Background: Recent studies indicate the presence of mitochondrial dysfunction in brains of subjects with bipolar disorder (BD). Because the mitochondrial electron transport chain is a major source for production of reactive oxygen species that cause oxidative stress, we sought to determine in the present study if BD is associated with oxidative stress. Methods: Postmortem anterior cingulate brain sections from subjects with BD, major depressive disorder (MDD), or schizophrenia, and from nonpsychiatric, non-neurologic comparison controls were generously provided by the Stanley Foundation Neuropathology Consortium. Oxidative stress was determined by analyzing 4-hydroxynonenal (4-HNE), a major product of lipid peroxidation.

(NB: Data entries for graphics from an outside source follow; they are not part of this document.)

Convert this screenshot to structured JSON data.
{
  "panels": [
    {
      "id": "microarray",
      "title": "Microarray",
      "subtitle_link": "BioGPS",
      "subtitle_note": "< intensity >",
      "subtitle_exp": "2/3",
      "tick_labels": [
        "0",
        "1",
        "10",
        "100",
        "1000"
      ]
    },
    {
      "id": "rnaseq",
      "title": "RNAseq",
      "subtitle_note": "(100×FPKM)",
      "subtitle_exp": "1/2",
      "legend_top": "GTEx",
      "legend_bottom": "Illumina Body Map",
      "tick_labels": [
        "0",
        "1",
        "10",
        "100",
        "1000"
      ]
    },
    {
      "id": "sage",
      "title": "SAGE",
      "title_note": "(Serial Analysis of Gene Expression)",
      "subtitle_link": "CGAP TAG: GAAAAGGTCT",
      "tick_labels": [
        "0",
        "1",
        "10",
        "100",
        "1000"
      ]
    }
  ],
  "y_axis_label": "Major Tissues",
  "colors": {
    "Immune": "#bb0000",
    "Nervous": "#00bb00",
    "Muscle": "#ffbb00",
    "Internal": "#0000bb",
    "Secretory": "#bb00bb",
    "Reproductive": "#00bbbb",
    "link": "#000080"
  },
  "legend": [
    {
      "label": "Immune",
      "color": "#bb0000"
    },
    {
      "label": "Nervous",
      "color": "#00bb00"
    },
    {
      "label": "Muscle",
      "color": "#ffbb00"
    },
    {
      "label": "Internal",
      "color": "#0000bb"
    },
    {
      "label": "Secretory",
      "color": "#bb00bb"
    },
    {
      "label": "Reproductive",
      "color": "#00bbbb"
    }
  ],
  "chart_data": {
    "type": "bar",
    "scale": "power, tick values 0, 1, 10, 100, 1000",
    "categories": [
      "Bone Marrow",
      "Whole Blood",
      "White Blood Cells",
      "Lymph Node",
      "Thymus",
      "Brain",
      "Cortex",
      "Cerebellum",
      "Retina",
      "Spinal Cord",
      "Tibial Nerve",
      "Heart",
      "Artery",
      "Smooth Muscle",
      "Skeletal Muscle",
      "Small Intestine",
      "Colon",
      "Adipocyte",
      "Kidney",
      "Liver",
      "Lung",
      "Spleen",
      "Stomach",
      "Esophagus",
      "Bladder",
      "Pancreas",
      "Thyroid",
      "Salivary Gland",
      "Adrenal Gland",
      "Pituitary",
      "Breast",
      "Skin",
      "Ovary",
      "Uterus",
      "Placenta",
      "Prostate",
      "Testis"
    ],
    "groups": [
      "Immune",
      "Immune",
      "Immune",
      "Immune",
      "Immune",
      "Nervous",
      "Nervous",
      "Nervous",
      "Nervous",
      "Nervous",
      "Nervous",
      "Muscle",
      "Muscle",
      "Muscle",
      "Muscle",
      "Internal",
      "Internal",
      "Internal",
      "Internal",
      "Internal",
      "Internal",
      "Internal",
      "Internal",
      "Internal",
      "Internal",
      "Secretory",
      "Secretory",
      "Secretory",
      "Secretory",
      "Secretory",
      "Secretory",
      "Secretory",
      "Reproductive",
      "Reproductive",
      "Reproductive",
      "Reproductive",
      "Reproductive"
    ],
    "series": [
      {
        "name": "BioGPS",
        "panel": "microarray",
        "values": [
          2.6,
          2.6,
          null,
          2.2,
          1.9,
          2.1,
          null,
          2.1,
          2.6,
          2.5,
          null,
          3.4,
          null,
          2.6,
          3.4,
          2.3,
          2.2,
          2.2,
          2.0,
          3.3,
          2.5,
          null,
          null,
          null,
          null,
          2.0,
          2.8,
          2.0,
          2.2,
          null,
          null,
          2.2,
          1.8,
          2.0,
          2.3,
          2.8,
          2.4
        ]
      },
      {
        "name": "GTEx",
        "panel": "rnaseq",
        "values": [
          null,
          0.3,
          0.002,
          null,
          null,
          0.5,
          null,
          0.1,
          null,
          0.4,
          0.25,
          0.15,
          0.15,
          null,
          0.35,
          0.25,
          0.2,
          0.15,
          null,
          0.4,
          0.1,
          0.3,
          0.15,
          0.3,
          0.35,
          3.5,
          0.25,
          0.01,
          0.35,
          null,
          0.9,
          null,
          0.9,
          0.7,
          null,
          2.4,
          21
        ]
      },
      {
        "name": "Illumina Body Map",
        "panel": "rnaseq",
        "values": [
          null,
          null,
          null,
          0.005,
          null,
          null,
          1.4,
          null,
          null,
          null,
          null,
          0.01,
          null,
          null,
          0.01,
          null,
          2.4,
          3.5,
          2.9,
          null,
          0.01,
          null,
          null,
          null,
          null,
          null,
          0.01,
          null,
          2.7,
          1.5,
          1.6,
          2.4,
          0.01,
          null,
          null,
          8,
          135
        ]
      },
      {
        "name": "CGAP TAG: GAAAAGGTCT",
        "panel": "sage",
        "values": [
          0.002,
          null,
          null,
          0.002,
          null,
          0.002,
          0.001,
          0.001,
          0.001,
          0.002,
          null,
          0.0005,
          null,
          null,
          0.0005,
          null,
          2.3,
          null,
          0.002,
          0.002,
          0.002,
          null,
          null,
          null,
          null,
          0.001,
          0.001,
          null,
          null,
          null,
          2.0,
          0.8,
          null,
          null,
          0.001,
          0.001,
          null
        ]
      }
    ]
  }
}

The level of 4-HNE was determined by measuring 4-HNE protein adducts using immunohistochemistry. Results: We found that 4-HNE levels were significantly increased by 59% in BD subjects and by 47% in schizophrenia subjects, but not in MDD subjects, when compared with controls. Levels of 4-HNE were negatively correlated with pH in all 60 subjects. When pH was used as covariate, 4-HNE levels were still significantly increased in BD subjects when compared with controls. Further, 4-HNE levels were significantly correlated with pH values only in BD subjects, but not in MDD, schizophrenia, or control subjects. Conclusions: Oxidative damage in the brain may contribute in part to the pathological process in BD and schizophrenia. This finding also suggests antioxidative stress as a probable alternative approach to the pharmacological treatment of these psychiatric disorders.